For a quick improvement on one core, remove system calls to reduce context-switching. Remove these lines:
system("clear");
printf("%d prime numbers calculated\n",primes);
The first is particularly bad, as it will spawn a new process every iteration.
The reason you're getting 15% on a hex core processor is because your code uses 1 core at 100%. 100/6 = 16.67%, which using a moving average with process scheduling (your process would be running under normal priority) could easily be reported as 15%.
Therefore, in order to use 100% cpu, you would need to use all the cores of your CPU - launch 6 parallel execution code paths for a hex core CPU and have this scale right up to however many processors your Cray machine has :)
If you want 100% CPU, you need to use more than 1 core. To do that, you need multiple threads.
Here's a parallel version using OpenMP:
I had to increase the limit to 1000000
to make it take more than 1 second on my machine.
#include <stdio.h>
#include <time.h>
#include <omp.h>
int main() {
double start, end;
double runTime;
start = omp_get_wtime();
int num = 1,primes = 0;
int limit = 1000000;
#pragma omp parallel for schedule(dynamic) reduction(+ : primes)
for (num = 1; num <= limit; num++) {
int i = 2;
while(i <= num) {
if(num % i == 0)
break;
i++;
}
if(i == num)
primes++;
// printf("%d prime numbers calculated\n",primes);
}
end = omp_get_wtime();
runTime = end - start;
printf("This machine calculated all %d prime numbers under %d in %g seconds\n",primes,limit,runTime);
return 0;
}
Output:
This machine calculated all 78498 prime numbers under 1000000 in 29.753 seconds
Here's your 100% CPU:
we really want to see how fast it can go!
Your algorithm to generate prime numbers is very inefficient.

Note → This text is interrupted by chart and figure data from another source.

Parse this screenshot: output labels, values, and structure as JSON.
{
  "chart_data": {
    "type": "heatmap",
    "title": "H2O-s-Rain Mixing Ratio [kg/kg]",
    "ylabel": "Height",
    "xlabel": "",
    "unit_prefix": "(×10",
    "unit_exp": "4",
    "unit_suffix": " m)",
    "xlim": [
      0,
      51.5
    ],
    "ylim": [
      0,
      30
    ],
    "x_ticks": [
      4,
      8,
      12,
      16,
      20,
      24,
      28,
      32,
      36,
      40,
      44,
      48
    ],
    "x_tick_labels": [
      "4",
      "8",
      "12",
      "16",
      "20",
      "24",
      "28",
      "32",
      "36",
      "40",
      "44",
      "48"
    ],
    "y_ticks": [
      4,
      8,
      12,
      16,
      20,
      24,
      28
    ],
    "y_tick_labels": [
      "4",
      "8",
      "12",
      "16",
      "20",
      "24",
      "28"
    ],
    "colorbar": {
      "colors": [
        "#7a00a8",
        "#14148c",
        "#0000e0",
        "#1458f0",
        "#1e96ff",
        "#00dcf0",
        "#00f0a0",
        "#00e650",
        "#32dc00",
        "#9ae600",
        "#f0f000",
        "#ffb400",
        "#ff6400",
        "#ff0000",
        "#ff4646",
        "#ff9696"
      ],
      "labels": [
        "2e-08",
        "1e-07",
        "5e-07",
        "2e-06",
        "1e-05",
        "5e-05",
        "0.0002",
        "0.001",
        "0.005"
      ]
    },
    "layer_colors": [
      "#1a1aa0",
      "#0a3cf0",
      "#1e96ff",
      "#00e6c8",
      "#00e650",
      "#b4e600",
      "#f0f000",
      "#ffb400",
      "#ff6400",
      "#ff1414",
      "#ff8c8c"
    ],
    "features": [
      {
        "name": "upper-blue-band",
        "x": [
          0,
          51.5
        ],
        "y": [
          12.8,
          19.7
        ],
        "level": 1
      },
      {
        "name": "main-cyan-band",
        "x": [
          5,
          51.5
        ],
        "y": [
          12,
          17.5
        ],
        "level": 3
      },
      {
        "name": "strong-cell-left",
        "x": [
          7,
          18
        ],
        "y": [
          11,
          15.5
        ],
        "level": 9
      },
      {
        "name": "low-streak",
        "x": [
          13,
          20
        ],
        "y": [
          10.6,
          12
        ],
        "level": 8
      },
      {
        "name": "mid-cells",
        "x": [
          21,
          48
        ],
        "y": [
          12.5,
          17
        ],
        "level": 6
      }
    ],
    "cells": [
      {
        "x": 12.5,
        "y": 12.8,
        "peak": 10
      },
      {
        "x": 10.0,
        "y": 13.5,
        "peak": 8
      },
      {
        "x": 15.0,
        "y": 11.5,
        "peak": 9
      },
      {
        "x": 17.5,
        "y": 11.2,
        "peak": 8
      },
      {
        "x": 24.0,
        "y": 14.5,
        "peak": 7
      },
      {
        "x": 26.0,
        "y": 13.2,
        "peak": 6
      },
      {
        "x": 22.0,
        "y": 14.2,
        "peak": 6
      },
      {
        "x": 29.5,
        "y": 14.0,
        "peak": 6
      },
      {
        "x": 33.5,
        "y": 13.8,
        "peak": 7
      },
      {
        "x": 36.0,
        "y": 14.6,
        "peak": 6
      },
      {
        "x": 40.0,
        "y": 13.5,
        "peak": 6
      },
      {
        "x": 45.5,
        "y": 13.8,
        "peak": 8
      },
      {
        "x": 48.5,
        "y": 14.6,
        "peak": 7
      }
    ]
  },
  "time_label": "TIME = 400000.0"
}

Compare it to primegen that generates the 50847534 primes up to 1000000000 in just 8 seconds on a Pentium II-350.
To consume all CPUs easily you could solve an embarrassingly parallel problem e.g., compute Mandelbrot set or use genetic programming to paint Mona Lisa in multiple threads (processes).
Another approach is to take an existing benchmark program for the Cray supercomputer and port it to a modern PC.